Have you read Kathryn Stockett's The Help? If not, it's the perfect time to do so. Why? Because the film adaptation of the bestselling novel hits theaters this August. And you won't know what's done right, wrong or altogether different if you haven't read the book first.
I read Ms. Stockett's book shortly after it was released back in February of 2009. I'll admit, I was hesitant to do so at first because I didn't want to be disappointed. Ms. Stockett was a white woman writing black characters in a time period (pre-Civil Rights Movement) often romanticized by white authors. Gone With the Wind, anybody? Anyway, I tamped down my doubts, drank a tall glass of optimism and read Ms. Stockett's novel. I'm so glad I did.
The Help was a marvelous surprise. The storyline was well-developed and characters richly drawn. I especially enjoyed the chapters written in the voice of "Abileen" and "Minny," the two black maids whose experiences and stories formed the basis of the fictitious tell-all book in The Help.
Although well-crafted, The Help was not without its flaws. For me, the biggest one was the vernacular used for the story's Southern black characters. It was completely wrong and made reading the book difficult at times. I often wondered who proofread and authenticated these sections. It couldn't have been a black woman, I often told myself. At least not a black woman with Southern relatives (which is 99% of us - LOL!).
Here's a quick synopsis of the book (Source):
Three ordinary women are about to take one extraordinary step.

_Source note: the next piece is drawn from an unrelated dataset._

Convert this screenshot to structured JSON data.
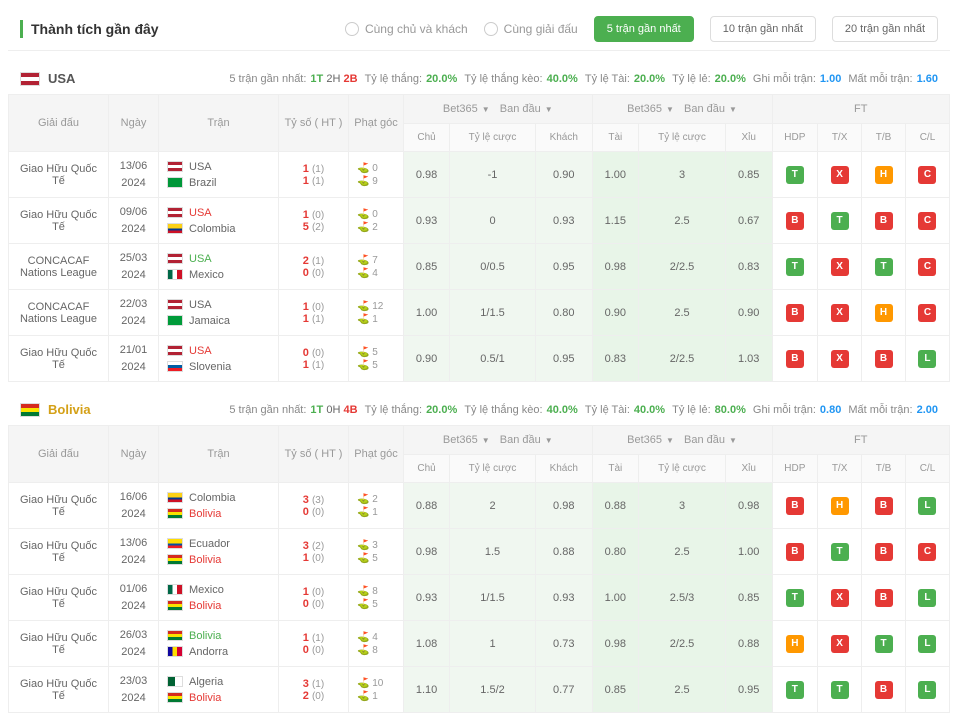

Twenty-two-year-old Skeeter has just returned home after graduating from Ole Miss. She may have a degree, but it is 1962, Mississippi, and her mother will not be happy till Skeeter has a ring on her finger. Skeeter would normally find solace with her beloved maid Constantine, the woman who raised her, but Constantine has disappeared and no one will tell Skeeter where she has gone.
Aibileen is a black maid, a wise, regal woman raising her seventeenth white child. Something has shifted inside her after the loss of her own son, who died while his bosses looked the other way. She is devoted to the little girl she looks after, though she knows both their hearts may be broken.
Minny, Aibileen's best friend, is short, fat, and perhaps the sassiest woman in Mississippi. She can cook like nobody's business, but she can't mind her tongue, so she's lost yet another job. Minny finally finds a position working for someone too new to town to know her reputation. But her new boss has secrets of her own.
Seemingly as different from one another as can be, these women will nonetheless come together for a clandestine project that will put them all at risk. And why? Because they are suffocating within the lines that define their town and their times. And sometimes lines are made to be crossed.
In pitch-perfect voices, Kathryn Stockett creates three extraordinary women whose determination to start a movement of their own forever changes a town, and the way women--mothers, daughters, caregivers, friends--view one another. A deeply moving novel filled with poignancy, humor, and hope, The Help is a timeless and universal story about the lines we abide by, and the ones we don't.